Saturday Night Fever

Enjoying a run of nearly 30 years on US TV, comedy sketch show Saturday Night Live is right up there with mom's apple pie and trigger-happy postmen on the list of great American institutions.

SNL debuted in the States on 11th October 1975, and those who've escaped from NBC's Studio 8H and graduated to the Hollywood A-List include Steve Martin, Ben Stiller, Billy Crystal, Eddie Murphy, Bill Murray, Adam Sandler, and, er, Chevy Chase.

Some use the opportunity to escape into 'serious acting' (Robert Downey Jr, Joan Cusack, Jay Mohr), while others carve credible careers forever playing the patsy (David Spade, Jon Lovitz). And alas, others succumb to the pressures of celebrity and fall by the wayside, convulsing and frothing at the mouth (John Belushi and Chris Farley, RIP).

Whatever the climate in Hollywood, SNL is consistently churning out fresh and distinctive comedy talent. For evidence of that, you need only cast your eye over films heading our way in 2003...

Adam Sandler is the latest SNL alumnus to be anointed Hollywood's Lord of the Laughs, starring in, writing, and producing Hanukkah tale "Eight Crazy Nights". The cartoon - itself inspired by an SNL sketch - is an exercise in gross-out comedy that boldly oversteps the mark into downright repugnant.

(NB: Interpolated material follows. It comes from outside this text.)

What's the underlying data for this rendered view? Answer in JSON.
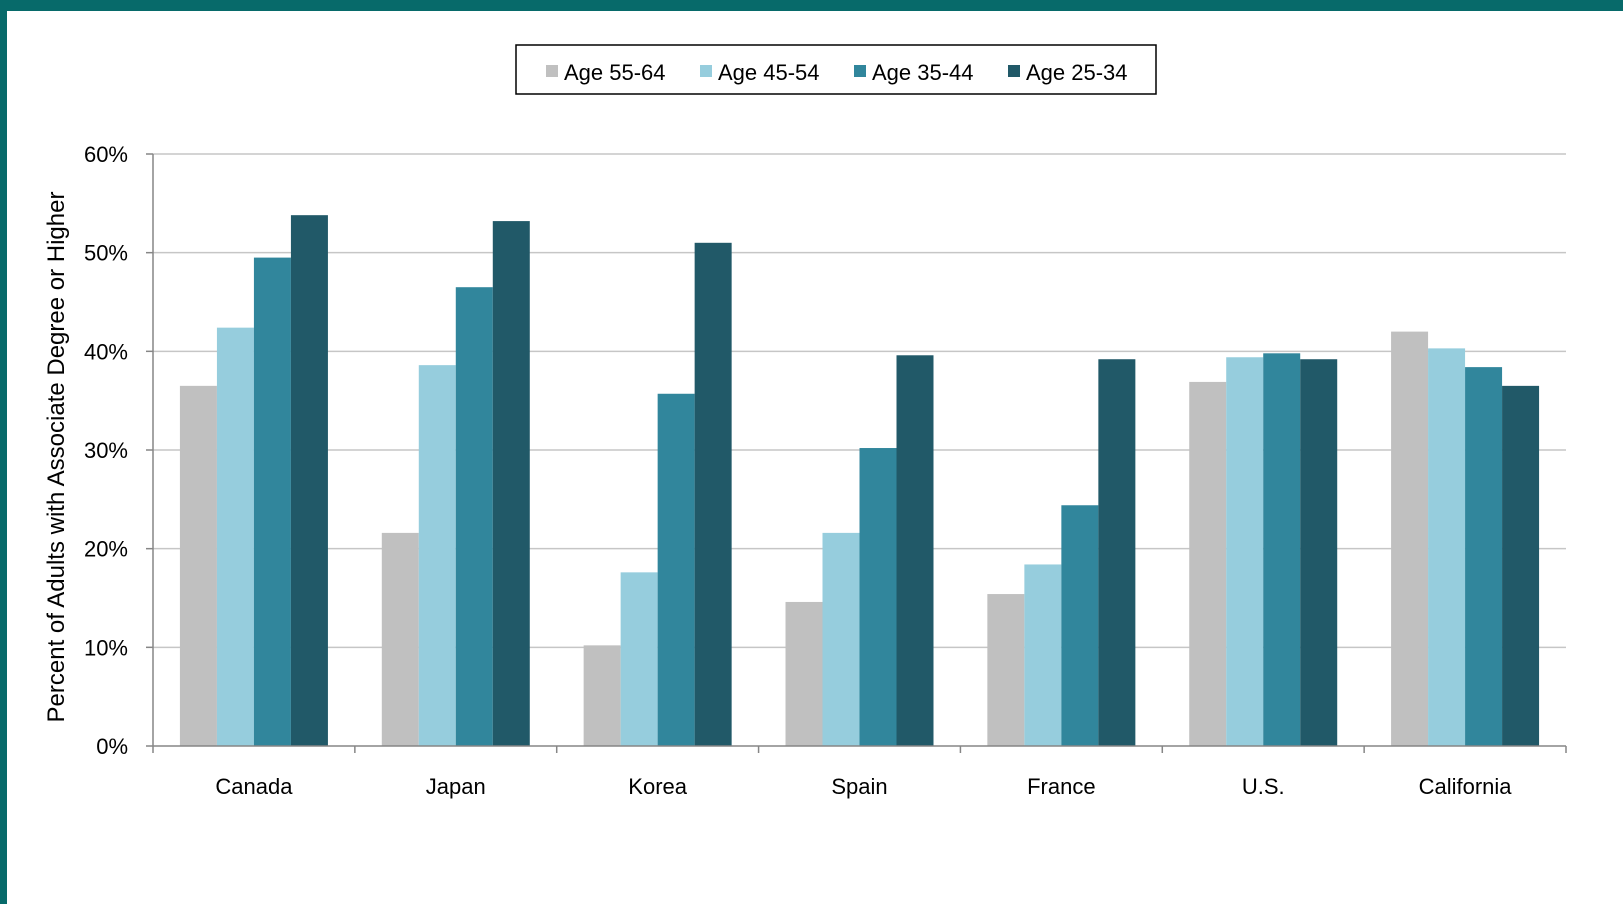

It's precisely this kind of schtick that's thrust Sandler into the limelight. It's also brought him to the attention of acclaimed director Paul Thomas Anderson, who casts him as a tragi-comic romantic hero in "Punch-Drunk Love".

In this, his most anticipated project, Sandler eschews slapstick gurning to put on a human face and let the laughs spring naturally from twists of character and plot. It arrives on UK shores on 7th February.

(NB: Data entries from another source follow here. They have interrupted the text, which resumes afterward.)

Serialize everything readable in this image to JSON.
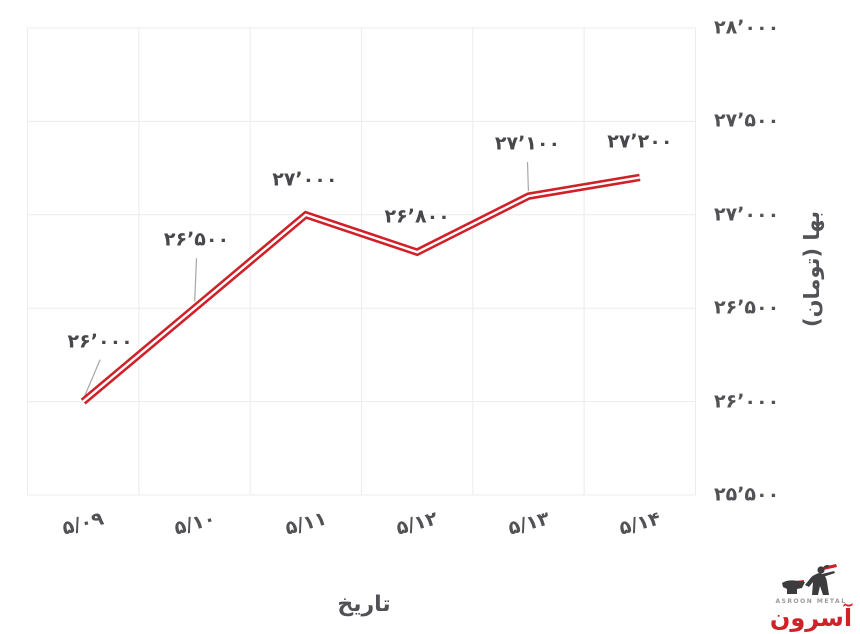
{
  "chart_data": {
    "type": "line",
    "title": "",
    "xlabel": "تاریخ",
    "ylabel": "بها (تومان)",
    "categories": [
      "۵/۰۹",
      "۵/۱۰",
      "۵/۱۱",
      "۵/۱۲",
      "۵/۱۳",
      "۵/۱۴"
    ],
    "series": [
      {
        "name": "بها (تومان)",
        "values": [
          26000,
          26500,
          27000,
          26800,
          27100,
          27200
        ],
        "point_labels": [
          "۲۶٬۰۰۰",
          "۲۶٬۵۰۰",
          "۲۷٬۰۰۰",
          "۲۶٬۸۰۰",
          "۲۷٬۱۰۰",
          "۲۷٬۲۰۰"
        ]
      }
    ],
    "y_ticks": [
      {
        "value": 25500,
        "label": "۲۵٬۵۰۰"
      },
      {
        "value": 26000,
        "label": "۲۶٬۰۰۰"
      },
      {
        "value": 26500,
        "label": "۲۶٬۵۰۰"
      },
      {
        "value": 27000,
        "label": "۲۷٬۰۰۰"
      },
      {
        "value": 27500,
        "label": "۲۷٬۵۰۰"
      },
      {
        "value": 28000,
        "label": "۲۸٬۰۰۰"
      }
    ],
    "ylim": [
      25500,
      28000
    ],
    "grid": true,
    "legend": "none",
    "colors": {
      "line": "#d02129",
      "line_inner": "#ffffff",
      "grid": "#ececec",
      "label": "#47484b",
      "tick": "#515256",
      "leader": "#a7a7a9"
    }
  },
  "logo": {
    "brand_fa": "آسرون",
    "brand_en": "ASROON  METAL",
    "color": "#d02129"
  }
}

SNL was also proud to bring you "Wayne's World", a precursor to Mike Myers' Second Coming as Austin Powers: International Man of Mystery. His mop-headed sidekick Dana Carvey hoped to establish a similar on-screen persona as "The Master of Disguise", only to have his pants pulled down by US critics (it still grossed a respectable $40 million, though). You can make up your own minds from 17th January.

For Ben Stiller, SNL alter ego Derek Zoolander was a movie waiting to happen, and one that allowed him to wear several oh-so-fashionable hats. Writing, starring, producing, and directing, "Zoolander" established Stiller as a major Hollywood player.

Ahead of the much-awaited sequel to "Meet the Parents", Stiller will be seen in Danny DeVito's crime caper "Duplex" (with Drew Barrymore), and sliding across car bonnets as the-one-with-the-dark-hair in a spoof remake of "Starsky and Hutch".

And then there's Eddie Murphy...

In the early 80s, he had us rolling in the aisles with "Trading Places" (co-starring fellow SNL alumnus Dan Aykroyd) and the anarchic "Coming to America". He even made a convincing foray into the action genre with "Beverly Hills Cop".

And then... well, like one of his Klump comedy farts, he stank up the place.

Murphy's movie misses are too numerous to list here, but "Showtime" and spaced-out flop "Pluto Nash" deserve special mention for their awfulness.

His latest effort, espionage comedy "I-Spy", opens here on 24th January, but with obnoxious/hilarous (delete according to taste) Murphy Morph Chris Rock snapping at his heels, our Eddie can't afford to kick back and relax.

Although Rock himself has proved more hit and miss than a myopic boxer, Eddie might still rue the day he spotted the young comedian on the NY Comedy Strip.

After starring in the likes of "Lethal Weapon 4", "Down to Earth", and "Nurse Betty", Rock recently directed himself in political comedy "Head of State". You can see him run for office next autumn.

A safer box office bet is 'Mr Saturday Night' himself, Billy Crystal. He reprises his role as shrink-to-the-mob Ben Sobel next February, in "Analyze That".

And there's also Steve Martin, aiming for a return to form in next summer's "Bringing Down the House". It's a comic parable about love on the internet, co-starring ball-busting jailbreaker Queen Latifah (admit it, you're laughing already).

Even if these coming attractions fail to tickle your funny-bone, chances are that somewhere in your dusty video collection, a well-worn copy of "Animal House", "The Man with Two Brains", or "The Blues Brothers" is lurking. Waiting to be rewound on a rainy Sunday evening. So far-reaching is the influence of Saturday Night Live.